Art thou, too, near such doom? vague fear there is:
For I have seen my sons most unlike Gods.        20
Divine ye were created, and divine
In sad demeanour, solemn, undisturbed,
Unruffled, like high Gods, ye lived and ruled:
Now I behold in you fear, hope, and wrath;
Actions of rage and passion; even as        25
I see them, on the mortal world beneath,
In men who die.—This is the grief, O Son!
Sad sign of ruin, sudden dismay, and fall!
Yet do thou strive; as thou art capable,
As thou canst move about, an evident God,        30
And canst oppose to each malignant hour
Ethereal presence.—I am but a voice;
My life is but the life of winds and tides;
No more than winds and tides can I avail;—
But thou canst.—Be thou therefore in the van        35
Of circumstance; yea, seize the arrow’s barb
Before the tense string murmur.—To the earth!

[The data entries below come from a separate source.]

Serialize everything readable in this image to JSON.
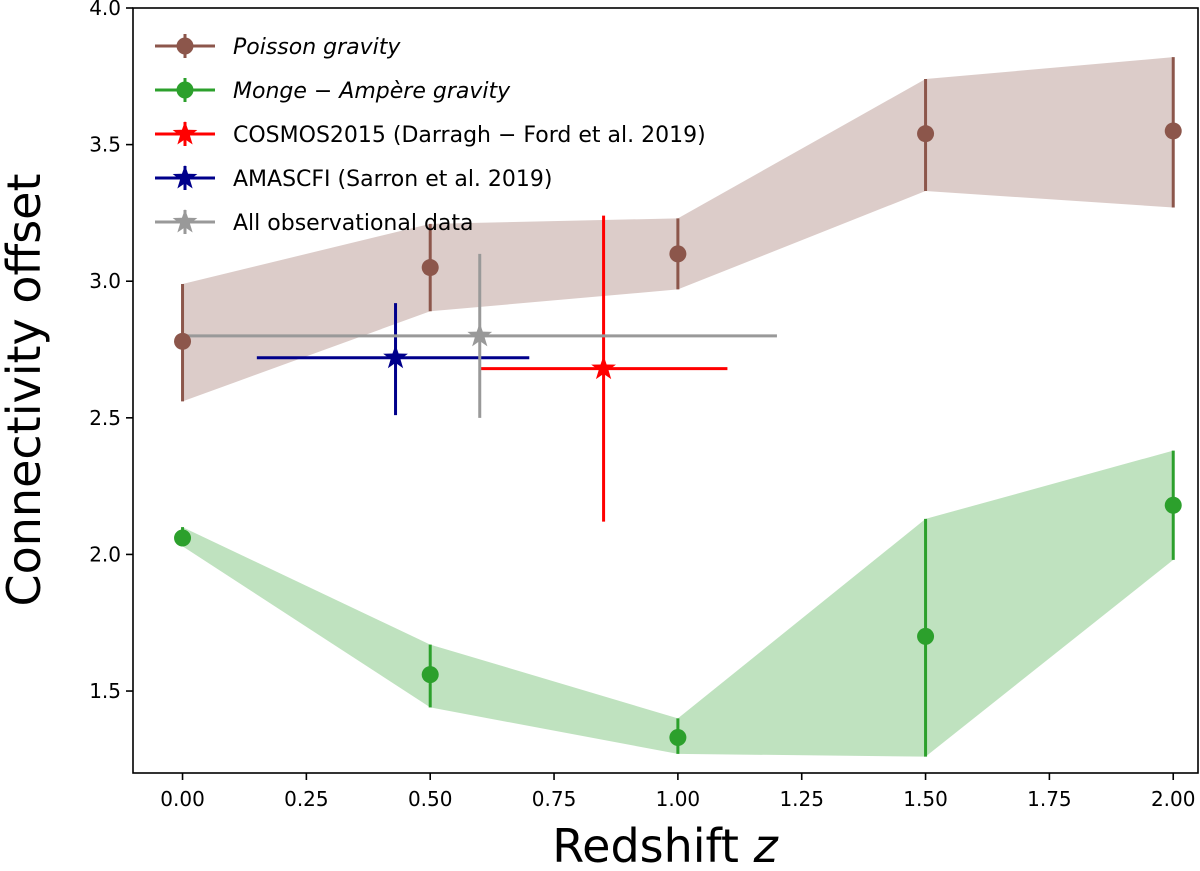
{
  "chart_data": {
    "type": "scatter",
    "xlabel": "Redshift",
    "xlabel_var": "z",
    "ylabel": "Connectivity offset",
    "xlim": [
      -0.1,
      2.05
    ],
    "ylim": [
      1.2,
      4.0
    ],
    "x_ticks": [
      "0.00",
      "0.25",
      "0.50",
      "0.75",
      "1.00",
      "1.25",
      "1.50",
      "1.75",
      "2.00"
    ],
    "y_ticks": [
      "1.5",
      "2.0",
      "2.5",
      "3.0",
      "3.5",
      "4.0"
    ],
    "legend": {
      "placement": "top-left"
    },
    "series": [
      {
        "name": "Poisson gravity",
        "italic": true,
        "color": "#8c564b",
        "marker": "circle",
        "points": [
          {
            "x": 0.0,
            "y": 2.78,
            "yerr_lo": 2.56,
            "yerr_hi": 2.99
          },
          {
            "x": 0.5,
            "y": 3.05,
            "yerr_lo": 2.89,
            "yerr_hi": 3.21
          },
          {
            "x": 1.0,
            "y": 3.1,
            "yerr_lo": 2.97,
            "yerr_hi": 3.23
          },
          {
            "x": 1.5,
            "y": 3.54,
            "yerr_lo": 3.33,
            "yerr_hi": 3.74
          },
          {
            "x": 2.0,
            "y": 3.55,
            "yerr_lo": 3.27,
            "yerr_hi": 3.82
          }
        ]
      },
      {
        "name": "Monge − Ampère gravity",
        "italic": true,
        "color": "#2ca02c",
        "marker": "circle",
        "points": [
          {
            "x": 0.0,
            "y": 2.06,
            "yerr_lo": 2.03,
            "yerr_hi": 2.1
          },
          {
            "x": 0.5,
            "y": 1.56,
            "yerr_lo": 1.44,
            "yerr_hi": 1.67
          },
          {
            "x": 1.0,
            "y": 1.33,
            "yerr_lo": 1.27,
            "yerr_hi": 1.4
          },
          {
            "x": 1.5,
            "y": 1.7,
            "yerr_lo": 1.26,
            "yerr_hi": 2.13
          },
          {
            "x": 2.0,
            "y": 2.18,
            "yerr_lo": 1.98,
            "yerr_hi": 2.38
          }
        ]
      },
      {
        "name": "COSMOS2015 (Darragh − Ford et al.  2019)",
        "italic": false,
        "color": "#ff0000",
        "marker": "star",
        "points": [
          {
            "x": 0.85,
            "y": 2.68,
            "xerr_lo": 0.6,
            "xerr_hi": 1.1,
            "yerr_lo": 2.12,
            "yerr_hi": 3.24
          }
        ]
      },
      {
        "name": "AMASCFI (Sarron et al.  2019)",
        "italic": false,
        "color": "#00008b",
        "marker": "star",
        "points": [
          {
            "x": 0.43,
            "y": 2.72,
            "xerr_lo": 0.15,
            "xerr_hi": 0.7,
            "yerr_lo": 2.51,
            "yerr_hi": 2.92
          }
        ]
      },
      {
        "name": "All observational data",
        "italic": false,
        "color": "#999999",
        "marker": "star",
        "points": [
          {
            "x": 0.6,
            "y": 2.8,
            "xerr_lo": 0.0,
            "xerr_hi": 1.2,
            "yerr_lo": 2.5,
            "yerr_hi": 3.1
          }
        ]
      }
    ]
  }
}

For there thou wilt find Saturn, and his woes.
Meantime I will keep watch on thy bright sun,
And of thy seasons be a careful nurse.’—        40
Ere half this region-whisper had come down
Hyperion arose, and on the stars
Lifted his curved lids, and kept them wide
Until it ceased; and still he kept them wide:
And still they were the same bright, patient stars.        45
Then with a slow incline of his broad breast,
Like to a diver in the pearly seas,
Forward he stooped over the airy shore,
And plunged all noiseless into the deep night.